Tolleranza Zero – Parte DUE!

medic-563425_1920In questo articolo descriveremo l’intolleranza al lattosio e al glutine (e celiachia), problematiche molto diverse fra loro ma ben studiate, diagnosticabili e trattabili.

L’intolleranza al lattosio è dovuta alla carenza dell’enzima (lattasi) che “digerisce” questo zucchero; può essere temporanea, quando è dovuta ad un episodio diarroico intenso, che sfalda la mucosa intestinale (dove viene prodotta la lattasi), oppure permanente. In questo caso l’insorgenza e l’intensità dei sintomi aumenta con l’età, visto che la produzione di questo enzima dovrebbe terminare con lo svezzamento, ma a causa del consumo di latte e derivati, continua anche in età adulta, sebbene con minore efficacia.

Il livello di produzione della lattasi in età infantile è determinato geneticamente e questo ci permette di fare una stima delle probabilità di diventare intolleranti al lattosio, tramite un test genetico. Al contrario, la diagnosi viene effettuata con il cosiddetto “Breath Test”, che consiste nel bere una determinata quantità di lattosio e registrare la presenza di idrogeno nell’espirato (segno che il lattosio è stato fermentato dai batteri intestinali e non digerito dalla lattasi), a tempi prestabiliti. Riducendo od eliminando il lattosio dalla dieta e sostituendo i latticini con altri alimenti senza lattosio, che garantiscono l’apporto di nutrienti, le problematiche scompaiono; nel caso si sia costretti a consumare un pasto con lattosio, è possibile assumere la lattasi sotto forma di integratore.

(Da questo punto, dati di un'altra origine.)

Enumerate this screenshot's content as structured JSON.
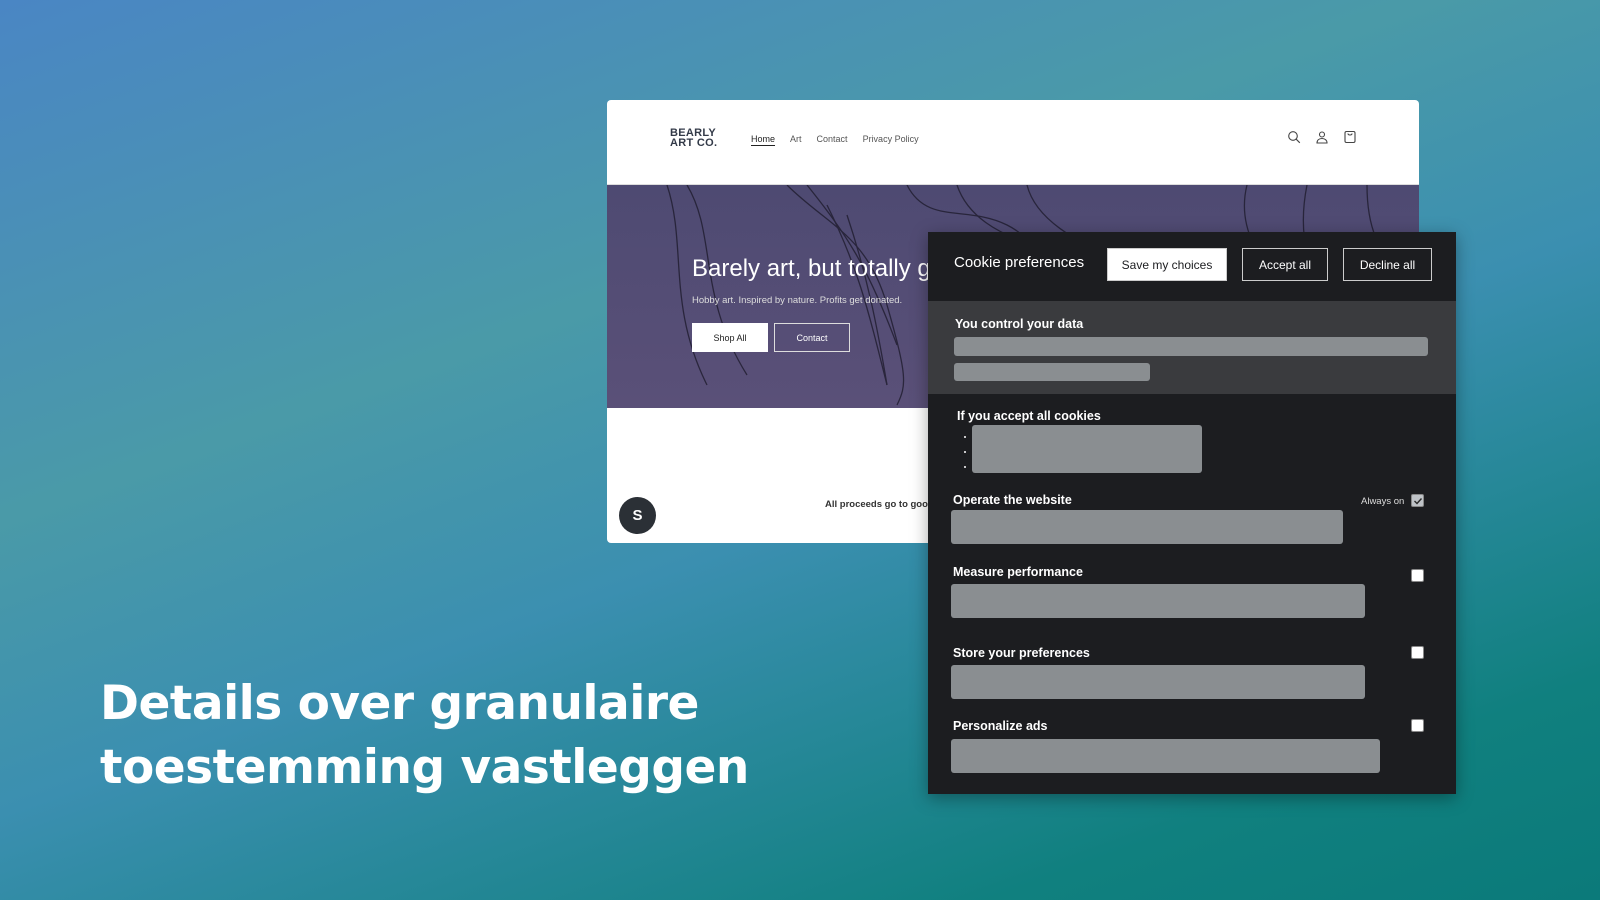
{
  "headline": {
    "line1": "Details over granulaire",
    "line2": "toestemming vastleggen"
  },
  "site": {
    "logo": {
      "line1": "BEARLY",
      "line2": "ART CO."
    },
    "nav": [
      "Home",
      "Art",
      "Contact",
      "Privacy Policy"
    ],
    "icons": [
      "search-icon",
      "account-icon",
      "cart-icon"
    ],
    "hero": {
      "title": "Barely art, but totally g",
      "subtitle": "Hobby art. Inspired by nature. Profits get donated.",
      "shop_all": "Shop All",
      "contact": "Contact"
    },
    "proceeds": "All proceeds go to goo"
  },
  "cookie": {
    "title": "Cookie preferences",
    "save": "Save my choices",
    "accept": "Accept all",
    "decline": "Decline all",
    "control": "You control your data",
    "accept_all_heading": "If you accept all cookies",
    "categories": [
      {
        "label": "Operate the website",
        "status": "Always on",
        "checked": true
      },
      {
        "label": "Measure performance",
        "checked": false
      },
      {
        "label": "Store your preferences",
        "checked": false
      },
      {
        "label": "Personalize ads",
        "checked": false
      }
    ]
  }
}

Per quanto riguarda l’intolleranza al glutine, va detto che può trasformarsi in celiachia solo se c’è una predisposizione genetica, in contemporanea ad un consumo cospicuo di glutine e in corrispondenza di un evento scatenante che attivi o indebolisca il sistema immunitario. In questo caso si scatena una reazione immunitaria contro i villi intestinali (patologia autoimmune), che vengono appiattiti riducendone la capacità di assorbimento dei nutrienti. Attualmente l’unico rimedio è l’esclusione definitiva del glutine dalla dieta, dopo la quale l’intestino riprende la propria funzionalità e le probabilità di sviluppare patologie correlate alla celiachia, si riduce notevolmente. Nel caso di una semplice intolleranza, che non comprenda la reazione autoimmune, è sufficiente ridurre l’apporto nutrizionale di glutine, senza la necessità di escludere le contaminazioni. Per confermare la diagnosi, a parte il test genetico che permette di prevenire o escludere la celiachia, è necessario dosare gli anticorpi specifici ed eseguire un’endoscopia digestiva con biopsia.

Anche il dosaggio della calprotectina, sostanza associata a tutte le patologie infiammatorie croniche intestinali, risulta talvolta utile per evidenziarne la presenza nelle feci (dove normalmente non dovrebbe trovarsi), ma senza ulteriori approfondimenti non consente di diagnosticarle.